The psalterium quadrupartitum of Odo of Tournai (Cambrai) was a decidedly retrospective undertaking in his day; it is hardly by accident that the work was produced within the confines of the monastery founded by Odo and not in the cathedral school in Tournai.17 Ιn the high Middle Ages, bilinguals of the Psalter and Gospels were copied only in very rare cases; such editions of the Acts of the Apostles and Pauline epistles were no longer to be found. This reduction of the spectrum of bilingual texts is all the more remarkable, since it does not correspond to the general development of writing in the period. After the ninth century, the twelfth is again a century of prodigious quantitative accomplishments in the scriptoria. Obviously there was a lack of interest in these old works, prepared for study and display, on the part of those working in the scriptoria and libraries.
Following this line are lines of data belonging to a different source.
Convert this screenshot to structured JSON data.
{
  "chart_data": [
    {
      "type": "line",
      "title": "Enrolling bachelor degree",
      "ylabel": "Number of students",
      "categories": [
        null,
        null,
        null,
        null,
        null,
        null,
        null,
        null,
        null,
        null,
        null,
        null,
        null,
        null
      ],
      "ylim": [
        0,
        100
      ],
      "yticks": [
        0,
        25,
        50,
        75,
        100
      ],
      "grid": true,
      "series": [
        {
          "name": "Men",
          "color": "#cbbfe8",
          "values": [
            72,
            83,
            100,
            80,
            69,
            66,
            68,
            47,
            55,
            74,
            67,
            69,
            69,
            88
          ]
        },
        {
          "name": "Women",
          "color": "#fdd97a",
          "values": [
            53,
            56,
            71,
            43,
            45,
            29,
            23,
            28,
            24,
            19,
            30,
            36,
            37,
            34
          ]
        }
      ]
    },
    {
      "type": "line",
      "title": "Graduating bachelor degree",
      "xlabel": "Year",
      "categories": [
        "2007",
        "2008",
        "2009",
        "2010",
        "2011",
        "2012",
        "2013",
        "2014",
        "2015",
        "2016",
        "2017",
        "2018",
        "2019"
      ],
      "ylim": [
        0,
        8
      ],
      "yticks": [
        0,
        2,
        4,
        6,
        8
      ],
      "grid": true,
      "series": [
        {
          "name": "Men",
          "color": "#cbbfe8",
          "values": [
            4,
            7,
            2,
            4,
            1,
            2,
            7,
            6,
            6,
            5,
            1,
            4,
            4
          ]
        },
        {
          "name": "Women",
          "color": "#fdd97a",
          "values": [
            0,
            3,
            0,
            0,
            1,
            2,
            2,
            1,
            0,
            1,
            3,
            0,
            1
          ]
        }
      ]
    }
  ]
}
There were other occupations for the intellect -for example (in rapidly growing numbers), Aristotle. The veneration of the philosophus did not, to be sure, go so far as to spawn bilingual editions of his works, but there are Aristotle manuscripts which are comparable to the multicolumn manuscripts of the Psalter. Just as the various versions of the Psalter had been arranged in parallel columns in the earlier Middle Ages in order to render the sense of the psalmist's words more accessible, so it happened that in the late Middle Ages a Latin translation of Aristotle from Arabic was copied in a column parallel to a translation of the same text from Greek, in order to better grasp the philosopher's ideas, which had often been obscured in the translations.18 

The development of the old glossaries runs parallel to that of the bilinguals. Of course one can mention one of the more important figures of the twelfth century here as well-Wolfger of Prüfening, who passed on one more such glossary (Clm 13002). Wolfger was a monastic scholar, and it was in monasteries that his work survived. Ιn the cathedral schools, it was the newly developed discipline of lexicography which took the place of these old reference works. The first of these lexicographical works appeared around the middle of the eleventh century -the Elementarium doctrinae rudimentum of the Italian  Papias.  Famous works which appeared later are the Derivationes of Hugh of Pisa (1190/1200) and the Grecismus of Eberhard of Béthune (d. 1212). Both of these last-named works indicate even in their titles the etymological manner, soon to become a mania, of these lexicographers, who refer to alleged Greek words and roots without hesitation; and since plagiarism is in the nature of the lexical genre, a depressing lineage of progressively deteriorating "lexicographical Greek" runs through the late Middle Ages to the Humanistic period.19 Μany of the malicious words of the Humanists about the medieval use of Greek refer to these works. The first to be annoyed by this "Greek," and to draw the conclusion from his anger that he should learn grammatical Greek, was however -it must be said in honor of the "Middle Ages"- a man of the thirteenth century, Roger Bacon.